A visit from Shepparton United this weekend is perhaps something close to an ideal start, but unfinished business lies on the other side against a Mooroopna side that did just enough to stave off a late Bomber surge in round one.
That clash became a precursor to the kind of inconsistencies that have often plagued Kyabram this season, but a Seymour side looking far healthier than it did two months ago would be no pushover.
That just leaves the Bears at Wilf Cox to wrap things up — an epic 2018 grand final rematch with a bunch of Shepparton’s stars from that fateful day back in the squad, and maybe a win-or-go-home situation for the home side.
Mansfield (7th) — average position 7.75
It’s not been easy for Mansfield of late, but nobody has a more favourable run-in towards finals contention than the Eagles.
Currently sitting at 6-8 and with a percentage just barely below parity, Jack Hutchins’ side will have no choice but to square the win-loss ledger and move well and truly above 100 in taking a trip to Benalla this weekend before hosting Tatura the following Saturday.
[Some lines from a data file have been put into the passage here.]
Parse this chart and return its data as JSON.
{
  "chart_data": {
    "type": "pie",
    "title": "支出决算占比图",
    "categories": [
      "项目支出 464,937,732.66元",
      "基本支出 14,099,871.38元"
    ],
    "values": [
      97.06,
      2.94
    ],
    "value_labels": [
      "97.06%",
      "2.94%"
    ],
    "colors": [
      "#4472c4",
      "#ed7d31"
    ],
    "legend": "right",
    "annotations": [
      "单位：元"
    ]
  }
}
Any less and it would take significant help from elsewhere to lock in a place after sitting in the top six for the vast majority of the season.
Nothing is secure even if the Eagles establish an 8-8 record with what should almost certainly be the most intriguing clash in the second half of the split round away at Mooroopna.
By the time the moment comes to welcome Euroa to the high country on the final day, there are so many moving parts that it may become an elimination final in its own right.
Shepparton Swans (8th) — average position 4.5
The Swans passed a significant test last weekend in staving off Euroa and keeping things alive.
Indeed, they have passed numerous tests across the past month after languishing at 3-8 with hope seemingly all but lost.
Though Jedd Wright would not be drawn on suggestions the fairytale may have some life yet, they’ve come far enough to be worth talking about at this late stage.
The only problem? Nothing short of a nightmarish fixture on the back end that features three top-four outfits, including the biggest stumbling block of all on the final day.
Mooroopna at home might appear the tamest of the three on paper, with the Swans less than a kick from victory last time they met, even a single defeat likely concludes the late-season revival.
Shepparton United at Deakin Reserve could further galvanise the red and white’s momentum should they conquer Mooroopna, but it doesn’t get much more confronting than a final fortnight of Shepparton and Echuca.
More than one miracle will need to transpire for the Swans, but to have remained in the conversation to this point was perhaps a moral victory.